Favorable Union Vote Opens Path for Struggling YRC Worldwide to Begin Repaying Debt
Formerly known as Yellow Freight, YRC Worldwide was formed in the 2000s when the less than truckload carrier began gobbling up smaller trucking companies, such as Roadway Express, Holland, USF and others. All of these purchases were made with borrowed funds, and when the economy took a sharp downward turn in 2008, YRC Worldwide was left with a massive $1.4 billion bill and no way to repay it. Lenders refused to renegotiate the loans until the company was able to solidify their contract with the labor force. The first vote did not go the company’s way, with 61 percent of workers turning it down. However, last week the company and the Teamsters union were able to negotiate an extended contract that works for both parties. Workers are accepting reduced vacation time, lower payments on pension plans, and a significant 15 percent cut in wages. Parts of the deal are good through 2019. The deal with their labor force saves the company about $350 million each year.

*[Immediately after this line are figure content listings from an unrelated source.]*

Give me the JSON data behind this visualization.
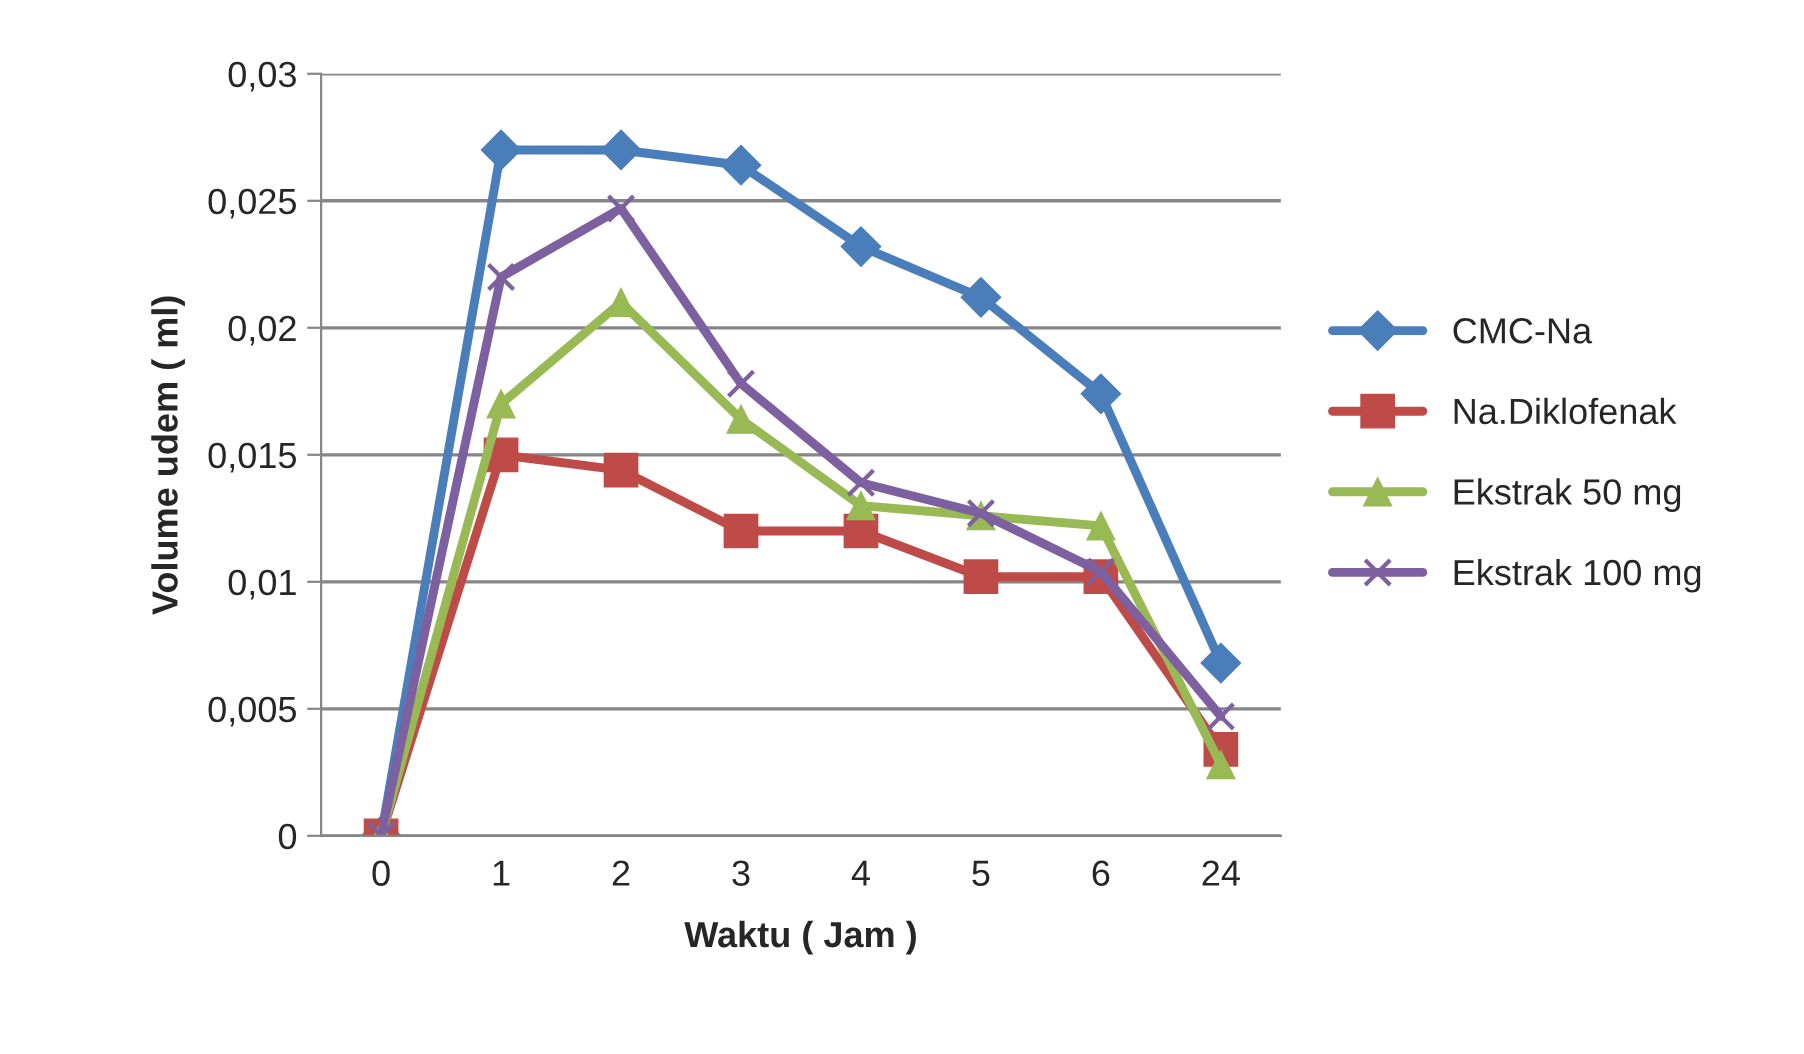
{
  "chart_data": {
    "type": "line",
    "xlabel": "Waktu ( Jam )",
    "ylabel": "Volume udem ( ml)",
    "categories": [
      "0",
      "1",
      "2",
      "3",
      "4",
      "5",
      "6",
      "24"
    ],
    "series": [
      {
        "name": "CMC-Na",
        "color": "#4a7ebb",
        "marker": "diamond",
        "values": [
          0,
          0.027,
          0.027,
          0.0264,
          0.0232,
          0.0212,
          0.0174,
          0.0068
        ]
      },
      {
        "name": "Na.Diklofenak",
        "color": "#be4b48",
        "marker": "square",
        "values": [
          0,
          0.015,
          0.0144,
          0.012,
          0.012,
          0.0102,
          0.0102,
          0.0034
        ]
      },
      {
        "name": "Ekstrak 50 mg",
        "color": "#98b954",
        "marker": "triangle",
        "values": [
          0,
          0.017,
          0.021,
          0.0164,
          0.013,
          0.0126,
          0.0122,
          0.0028
        ]
      },
      {
        "name": "Ekstrak 100 mg",
        "color": "#7d60a0",
        "marker": "cross",
        "values": [
          0,
          0.022,
          0.0247,
          0.0178,
          0.0139,
          0.0127,
          0.0104,
          0.0047
        ]
      }
    ],
    "ylim": [
      0,
      0.03
    ],
    "yticks": [
      {
        "value": 0,
        "label": "0"
      },
      {
        "value": 0.005,
        "label": "0,005"
      },
      {
        "value": 0.01,
        "label": "0,01"
      },
      {
        "value": 0.015,
        "label": "0,015"
      },
      {
        "value": 0.02,
        "label": "0,02"
      },
      {
        "value": 0.025,
        "label": "0,025"
      },
      {
        "value": 0.03,
        "label": "0,03"
      }
    ],
    "grid": "y",
    "legend": "right",
    "line_style": "solid"
  }
}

The deal also gave Teamster union members stock interest in the company, as well as the ability to nominate two of their members to the company’s board of directors. This gives the union and workers more leverage to negotiate future contracts, but it also gives them some responsiblity to help the company out of its financial predicament.
This labor settlement opened the way for YRC worldwide to renegotiate the debt repayment plan with its creditors. The debt was reduced by an estimated $300 million. Still, this leaves the struggling YRC Worldwide carrying more debt than all the other less than truckload carriers operating in the United States combined.
At one point during their financial troubles, YRC Worldwide ceased paying pension plans entirely. With the new deal, pension payments resumed, but the company is paying just 25 percent of the pension payments it paid out in 2009.